Keep a close eye on budgets and bank balances? Check.
Spread the word about the organization’s mission? Check.
Keep professional staff on their toes? Check.
Write checks? Check.
Develop a comprehensive risk management plan? Wait…what?
For all the good that nonprofit board members accomplish, most are not very experienced at anticipating the bad.
Whether it’s site safety, cyber security, financial exposure or executive director succession, too many members of volunteer boards are dangerously blind to factors that present existential peril to their favorite causes.
10%Of nonprofit board conversations deal with risk
This ignorance is to some extent due to psychology; the decision to serve on a nonprofit board is, after all, a fundamentally optimistic one. But most board members are clueless about organizational risk for other reasons, chief among them a failure to discuss such issues formally or often enough. This is understandable. Executive directors and board presidents want to inspire board members, the better to leverage their bank accounts and contact lists for the greater good. As a result, discussions about what could go wrong that do get scheduled generally land far down most meeting agendas, which means little time is devoted to them: Only 10% of nonprofit board conversations even deal with risk, according to a report by Oliver Wyman and SeaChange Capital Partners.
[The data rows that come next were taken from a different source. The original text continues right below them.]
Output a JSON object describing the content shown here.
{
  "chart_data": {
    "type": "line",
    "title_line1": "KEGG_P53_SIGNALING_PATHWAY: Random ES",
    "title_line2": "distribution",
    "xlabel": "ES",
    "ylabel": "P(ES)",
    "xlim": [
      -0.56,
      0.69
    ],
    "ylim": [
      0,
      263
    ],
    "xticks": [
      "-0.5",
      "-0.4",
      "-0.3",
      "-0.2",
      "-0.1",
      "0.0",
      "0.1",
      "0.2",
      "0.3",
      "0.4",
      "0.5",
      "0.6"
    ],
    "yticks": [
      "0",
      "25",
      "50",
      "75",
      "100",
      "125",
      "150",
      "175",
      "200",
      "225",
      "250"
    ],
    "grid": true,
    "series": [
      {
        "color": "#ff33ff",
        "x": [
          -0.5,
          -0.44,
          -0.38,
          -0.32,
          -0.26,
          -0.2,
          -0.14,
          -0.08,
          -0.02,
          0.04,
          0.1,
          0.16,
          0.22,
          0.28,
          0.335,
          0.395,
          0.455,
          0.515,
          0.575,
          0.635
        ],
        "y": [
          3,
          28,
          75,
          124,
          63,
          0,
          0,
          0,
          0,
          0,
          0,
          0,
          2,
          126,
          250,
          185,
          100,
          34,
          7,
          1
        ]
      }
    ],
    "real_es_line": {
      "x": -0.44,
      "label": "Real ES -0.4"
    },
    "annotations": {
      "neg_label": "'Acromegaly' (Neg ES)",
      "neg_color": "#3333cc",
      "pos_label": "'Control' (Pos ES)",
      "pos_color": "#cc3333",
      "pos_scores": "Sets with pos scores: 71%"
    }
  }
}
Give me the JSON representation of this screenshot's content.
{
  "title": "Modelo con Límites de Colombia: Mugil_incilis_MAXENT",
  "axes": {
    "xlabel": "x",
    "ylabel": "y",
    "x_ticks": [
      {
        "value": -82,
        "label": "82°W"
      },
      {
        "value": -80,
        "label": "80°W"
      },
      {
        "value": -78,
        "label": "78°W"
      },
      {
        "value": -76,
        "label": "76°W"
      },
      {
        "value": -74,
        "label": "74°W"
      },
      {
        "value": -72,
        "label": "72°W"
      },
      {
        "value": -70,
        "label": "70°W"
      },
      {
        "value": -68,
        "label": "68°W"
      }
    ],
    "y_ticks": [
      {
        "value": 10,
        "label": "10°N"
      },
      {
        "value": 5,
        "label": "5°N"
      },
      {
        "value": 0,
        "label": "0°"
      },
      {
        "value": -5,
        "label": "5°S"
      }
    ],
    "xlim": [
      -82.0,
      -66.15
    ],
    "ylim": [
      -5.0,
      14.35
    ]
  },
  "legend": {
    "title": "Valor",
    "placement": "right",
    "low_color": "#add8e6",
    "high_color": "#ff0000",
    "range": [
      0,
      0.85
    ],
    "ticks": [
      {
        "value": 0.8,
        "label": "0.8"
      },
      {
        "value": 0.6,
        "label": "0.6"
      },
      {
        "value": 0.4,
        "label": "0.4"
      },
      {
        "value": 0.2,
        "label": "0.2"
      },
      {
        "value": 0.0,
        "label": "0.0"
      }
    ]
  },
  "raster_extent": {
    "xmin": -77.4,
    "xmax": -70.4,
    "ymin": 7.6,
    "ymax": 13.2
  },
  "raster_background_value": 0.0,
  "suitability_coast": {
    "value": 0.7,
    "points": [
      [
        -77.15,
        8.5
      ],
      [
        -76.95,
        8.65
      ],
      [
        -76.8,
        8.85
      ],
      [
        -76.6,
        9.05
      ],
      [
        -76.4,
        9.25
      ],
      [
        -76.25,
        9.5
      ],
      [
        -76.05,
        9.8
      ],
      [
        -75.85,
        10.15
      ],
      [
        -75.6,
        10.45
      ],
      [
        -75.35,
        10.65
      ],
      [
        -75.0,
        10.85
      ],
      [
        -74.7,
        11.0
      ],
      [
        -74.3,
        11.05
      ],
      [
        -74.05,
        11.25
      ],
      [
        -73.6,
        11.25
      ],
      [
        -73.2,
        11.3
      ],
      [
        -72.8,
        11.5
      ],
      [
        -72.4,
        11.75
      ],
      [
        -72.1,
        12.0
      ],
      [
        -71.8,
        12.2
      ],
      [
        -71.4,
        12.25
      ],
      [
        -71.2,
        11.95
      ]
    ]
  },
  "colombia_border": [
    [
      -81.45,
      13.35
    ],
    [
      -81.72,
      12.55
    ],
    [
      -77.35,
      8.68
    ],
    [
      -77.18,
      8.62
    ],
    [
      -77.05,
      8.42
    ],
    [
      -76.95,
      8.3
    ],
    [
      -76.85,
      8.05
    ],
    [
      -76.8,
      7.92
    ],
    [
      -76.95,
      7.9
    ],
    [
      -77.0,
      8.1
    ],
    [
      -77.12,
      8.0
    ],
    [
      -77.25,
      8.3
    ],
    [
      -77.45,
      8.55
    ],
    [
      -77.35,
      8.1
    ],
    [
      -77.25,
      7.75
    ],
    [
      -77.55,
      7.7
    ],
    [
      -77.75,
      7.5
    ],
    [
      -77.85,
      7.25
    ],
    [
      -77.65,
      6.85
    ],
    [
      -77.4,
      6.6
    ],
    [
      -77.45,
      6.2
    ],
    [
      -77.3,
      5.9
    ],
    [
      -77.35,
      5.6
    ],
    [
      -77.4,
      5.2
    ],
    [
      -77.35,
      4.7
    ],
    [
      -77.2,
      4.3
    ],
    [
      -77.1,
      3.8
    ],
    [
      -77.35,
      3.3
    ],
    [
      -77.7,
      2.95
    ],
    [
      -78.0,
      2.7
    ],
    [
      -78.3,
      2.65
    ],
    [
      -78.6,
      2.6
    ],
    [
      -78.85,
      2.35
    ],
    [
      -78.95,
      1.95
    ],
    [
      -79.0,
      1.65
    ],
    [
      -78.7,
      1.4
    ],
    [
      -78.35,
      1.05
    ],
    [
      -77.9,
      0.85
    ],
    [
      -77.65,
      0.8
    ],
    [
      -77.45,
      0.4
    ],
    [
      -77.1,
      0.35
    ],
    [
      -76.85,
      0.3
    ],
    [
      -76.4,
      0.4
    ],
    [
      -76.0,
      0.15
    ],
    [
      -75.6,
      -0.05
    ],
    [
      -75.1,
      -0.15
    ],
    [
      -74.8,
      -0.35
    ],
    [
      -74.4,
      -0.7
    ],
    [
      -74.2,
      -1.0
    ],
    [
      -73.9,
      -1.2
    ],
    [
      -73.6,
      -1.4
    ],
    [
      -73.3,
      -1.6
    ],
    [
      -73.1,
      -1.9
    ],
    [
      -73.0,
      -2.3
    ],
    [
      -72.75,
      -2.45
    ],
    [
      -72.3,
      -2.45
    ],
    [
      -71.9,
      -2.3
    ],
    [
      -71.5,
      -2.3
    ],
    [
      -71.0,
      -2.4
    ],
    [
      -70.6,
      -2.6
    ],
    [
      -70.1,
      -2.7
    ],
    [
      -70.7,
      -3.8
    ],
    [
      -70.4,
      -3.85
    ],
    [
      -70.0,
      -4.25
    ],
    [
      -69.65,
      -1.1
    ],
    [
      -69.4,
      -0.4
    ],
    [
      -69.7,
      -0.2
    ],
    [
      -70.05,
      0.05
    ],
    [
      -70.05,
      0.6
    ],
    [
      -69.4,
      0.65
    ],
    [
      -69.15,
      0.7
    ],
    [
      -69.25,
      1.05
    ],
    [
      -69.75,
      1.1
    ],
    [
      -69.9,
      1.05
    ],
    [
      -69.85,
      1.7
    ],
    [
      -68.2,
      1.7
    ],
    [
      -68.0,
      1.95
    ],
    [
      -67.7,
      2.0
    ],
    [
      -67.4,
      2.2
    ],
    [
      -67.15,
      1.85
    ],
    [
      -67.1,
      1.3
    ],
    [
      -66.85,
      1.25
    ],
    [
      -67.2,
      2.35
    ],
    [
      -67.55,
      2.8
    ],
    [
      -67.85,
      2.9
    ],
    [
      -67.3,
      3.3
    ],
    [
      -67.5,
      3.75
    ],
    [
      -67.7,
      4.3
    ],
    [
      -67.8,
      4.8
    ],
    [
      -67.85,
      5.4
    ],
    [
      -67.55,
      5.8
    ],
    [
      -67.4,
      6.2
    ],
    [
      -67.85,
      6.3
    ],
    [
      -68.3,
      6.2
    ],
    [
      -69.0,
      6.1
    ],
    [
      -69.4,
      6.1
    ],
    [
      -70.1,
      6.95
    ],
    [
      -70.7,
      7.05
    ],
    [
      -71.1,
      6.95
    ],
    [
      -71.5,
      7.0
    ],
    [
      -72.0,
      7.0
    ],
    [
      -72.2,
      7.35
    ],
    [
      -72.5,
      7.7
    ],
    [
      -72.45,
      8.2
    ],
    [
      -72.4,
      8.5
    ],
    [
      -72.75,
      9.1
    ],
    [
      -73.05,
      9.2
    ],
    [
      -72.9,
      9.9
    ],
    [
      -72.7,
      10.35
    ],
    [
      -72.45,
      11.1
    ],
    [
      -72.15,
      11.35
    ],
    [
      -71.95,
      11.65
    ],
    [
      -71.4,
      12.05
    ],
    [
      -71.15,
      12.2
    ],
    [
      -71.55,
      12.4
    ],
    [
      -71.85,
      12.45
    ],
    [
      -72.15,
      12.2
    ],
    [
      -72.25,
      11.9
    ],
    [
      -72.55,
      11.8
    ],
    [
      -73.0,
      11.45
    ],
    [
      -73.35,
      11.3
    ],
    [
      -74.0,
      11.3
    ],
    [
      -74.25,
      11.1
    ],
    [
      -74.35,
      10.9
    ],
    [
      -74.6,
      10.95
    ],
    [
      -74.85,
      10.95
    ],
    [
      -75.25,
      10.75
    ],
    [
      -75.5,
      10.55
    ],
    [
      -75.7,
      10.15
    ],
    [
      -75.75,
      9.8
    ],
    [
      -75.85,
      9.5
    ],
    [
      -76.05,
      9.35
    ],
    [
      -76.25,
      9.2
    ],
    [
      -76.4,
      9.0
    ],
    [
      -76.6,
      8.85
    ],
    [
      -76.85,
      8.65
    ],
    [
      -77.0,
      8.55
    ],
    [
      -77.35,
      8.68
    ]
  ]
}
But as the world becomes ever more perilous, nonprofits must engage their full boards in their risk management processes. Here are four ways to engage your board members in risk oversight and management.
Present risk management as a learning opportunity.
Chances are high your board is stocked with members who have joined for the experience as much as the mission. (Google “career benefits of nonprofit board membership” if you doubt it.) Given the growing focus on risk management in Corporate America, few areas of organizational governance are—pardon the expression—sexier at the moment. Position risk management as a job-skills opportunity and you’d be surprised at how many board members suddenly become interested. Bring in subject matter experts to coach board members on the finer points of risk—investment oversight, business continuity plans, site safety, etc.—and you’ll be surprised how many stay interested.
Present risk management as money saving opportunity.
For good or for bad, maximum cost efficiency is a trope for most boards and board members. A formalized approach to risk management—permanent committee, rotating membership among the full board, expert instruction—will not only increase your organization’s chances of avoiding untold dollars of liability; it might also lower your insurance premiums.
Lower the stakes.
In forming a risk management committee, you will encounter resistance to joining from board members who don’t have formal training in the law, finance or other seemingly relevant areas of expertise. You can overcome this by emphasizing that the role of the committee is less about finding solutions than identifying problems—and some of the best questions are asked by people not beholden to the assumptions of a particular discipline. Remind reluctant board members also that the best risk management processes benefit from the holistic knowledge and far afield experience that a well-diversified board offers.
Raise the stakes.
It never hurts to remind board members about the personal consequences of a poor risk management policy. Director and officers insurance may transfer some (or all) financial risk, but deploying it will have a negative effect on liability limits and premiums for the organization. Moreover, there’s no policy to insure oneself against reputational risk. Remind board members that they can be permanently tarnished—personally and/or professionally—for failing to deal with points of exposure.